Rito nell’arte di Depero
Il mio approccio e la mia visione credo siano abbastanza distanti dalla dimensione artistica di Fortunato Depero, spesso “giocosa” e vista anche come utilità, quotidianità e artigianato. Ho sempre creduto che l’arte possa essere realmente utile a qualcosa solo se nata senza lo scopo di esserlo. Depero era un personaggio a parte ed estremamente poliedrico e attivo in diverse discipline e settori. Verso il suo lavoro provo ancora un profondo fascino per una certa dimensione del “rito”, di cerimoniali e di simboli fuori dal tempo composti da uomini e cose.
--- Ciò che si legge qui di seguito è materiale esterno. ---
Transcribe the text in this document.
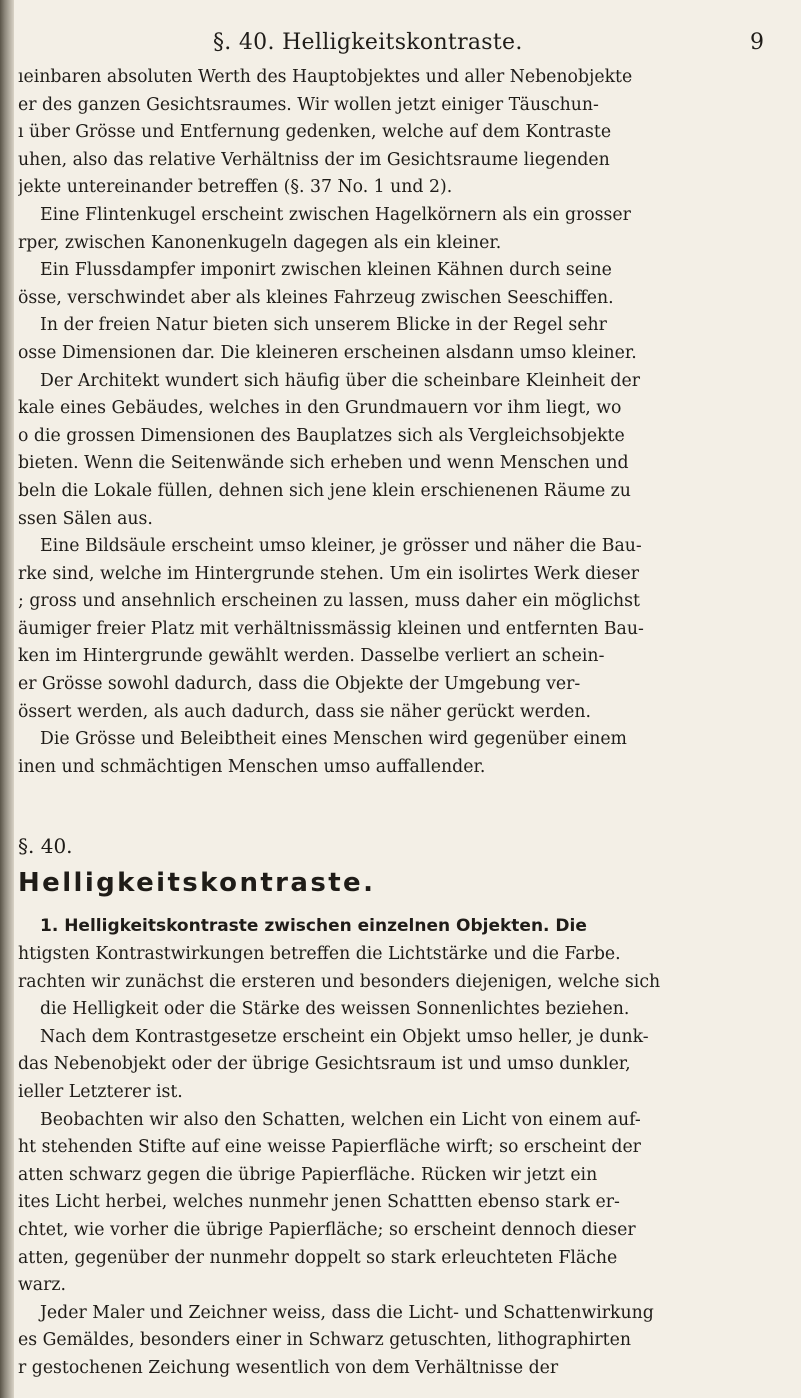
§. 40. Helligkeitskontraste.	9
ıeinbaren absoluten Werth des Hauptobjektes und aller Nebenobjekte
er des ganzen Gesichtsraumes. Wir wollen jetzt einiger Täuschun-
ı über Grösse und Entfernung gedenken, welche auf dem Kontraste
uhen, also das relative Verhältniss der im Gesichtsraume liegenden
jekte untereinander betreffen (§. 37 No. 1 und 2).
Eine Flintenkugel erscheint zwischen Hagelkörnern als ein grosser
rper, zwischen Kanonenkugeln dagegen als ein kleiner.
Ein Flussdampfer imponirt zwischen kleinen Kähnen durch seine
össe, verschwindet aber als kleines Fahrzeug zwischen Seeschiffen.
In der freien Natur bieten sich unserem Blicke in der Regel sehr
osse Dimensionen dar. Die kleineren erscheinen alsdann umso kleiner.
Der Architekt wundert sich häufig über die scheinbare Kleinheit der
kale eines Gebäudes, welches in den Grundmauern vor ihm liegt, wo
o die grossen Dimensionen des Bauplatzes sich als Vergleichsobjekte
bieten. Wenn die Seitenwände sich erheben und wenn Menschen und
beln die Lokale füllen, dehnen sich jene klein erschienenen Räume zu
ssen Sälen aus.
Eine Bildsäule erscheint umso kleiner, je grösser und näher die Bau-
rke sind, welche im Hintergrunde stehen. Um ein isolirtes Werk dieser
; gross und ansehnlich erscheinen zu lassen, muss daher ein möglichst
äumiger freier Platz mit verhältnissmässig kleinen und entfernten Bau-
ken im Hintergrunde gewählt werden. Dasselbe verliert an schein-
er Grösse sowohl dadurch, dass die Objekte der Umgebung ver-
össert werden, als auch dadurch, dass sie näher gerückt werden.
Die Grösse und Beleibtheit eines Menschen wird gegenüber einem
inen und schmächtigen Menschen umso auffallender.
§. 40.
Helligkeitskontraste.
1. Helligkeitskontraste zwischen einzelnen Objekten. Die
htigsten Kontrastwirkungen betreffen die Lichtstärke und die Farbe.
rachten wir zunächst die ersteren und besonders diejenigen, welche sich
die Helligkeit oder die Stärke des weissen Sonnenlichtes beziehen.
Nach dem Kontrastgesetze erscheint ein Objekt umso heller, je dunk-
das Nebenobjekt oder der übrige Gesichtsraum ist und umso dunkler,
ieller Letzterer ist.
Beobachten wir also den Schatten, welchen ein Licht von einem auf-
ht stehenden Stifte auf eine weisse Papierfläche wirft; so erscheint der
atten schwarz gegen die übrige Papierfläche. Rücken wir jetzt ein
ites Licht herbei, welches nunmehr jenen Schattten ebenso stark er-
chtet, wie vorher die übrige Papierfläche; so erscheint dennoch dieser
atten, gegenüber der nunmehr doppelt so stark erleuchteten Fläche
warz.
Jeder Maler und Zeichner weiss, dass die Licht- und Schattenwirkung
es Gemäldes, besonders einer in Schwarz getuschten, lithographirten
r gestochenen Zeichung wesentlich von dem Verhältnisse der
L’aspetto futurista della simultaneità del rapporto uomo-macchina è per me uno dei punti più interessanti, anche in relazione al mio lavoro, credo sia stata una svolta e oggi possiamo notarne le conseguenze e le potenzialità. In Depero, forse diversamente da Balla e Boccioni, l’aspetto meccanico risiedeva più nel suo animo e nella sua operatività. Ha tentato di meccanizzare l’universo, ma sempre ricercando le fonti astratte della natura attraverso diverse stratificazioni: quella umana, floreale, della fauna e dei cieli.
Oltre a questi aspetti ho sempre provato una vera ammirazione verso Depero, per il suo atteggiamento, la sua idea d’azione, la sua forza e caparbietà, elementi strettamente necessari anche oggi per poter svolgere questo lavoro.
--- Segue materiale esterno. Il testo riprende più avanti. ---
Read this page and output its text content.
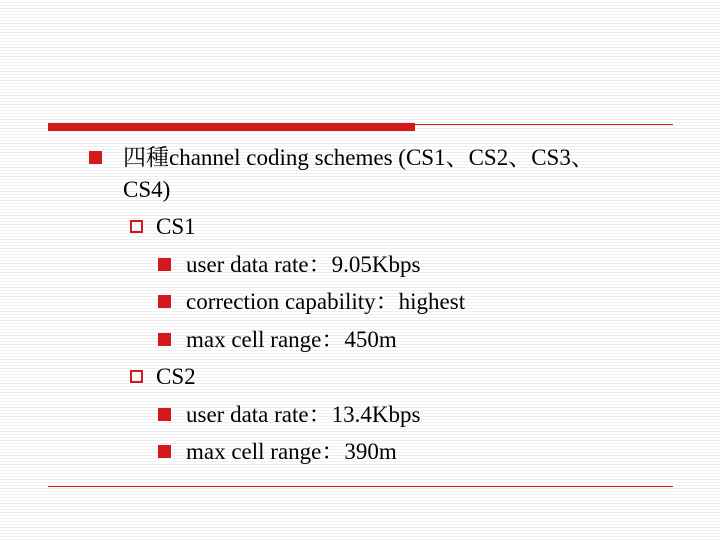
四種channel coding schemes (CS1、CS2、CS3、
CS4)
CS1
user data rate：9.05Kbps
correction capability：highest
max cell range：450m
CS2
user data rate：13.4Kbps
max cell range：390m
Trentino, un modello italiano ... migliorabile
In questo momento sto mantenendo come basi in alternanza Trento e Praga; il Trentino è una regione con delle grandissime potenzialità e delle risorse che molte altre regioni del paese non possiedono. Credo che il Trentino rimanga un modello, ma in ogni caso ovviamente perfezionabile.
Arte vs società
L’obiettivo del futurismo di Depero consisteva in una radicale modifica e fusione di tutte le discipline, oggi, a livello globale, non penso esista una lotta per uscire da qualche situazione, anzi credo piuttosto che ci sia una vera e propria volontà di non cambiamento. Forse servirebbe una “Ricostruzione di senso”. Troppo spesso oggi l’arte (o presunta tale) è utilizzata come mezzo per arrivare al denaro, e quindi sfruttata, usata. Forse andrebbe recuperata l’importanza di utilizzare il mezzo del denaro per arrivare alla migliore arte.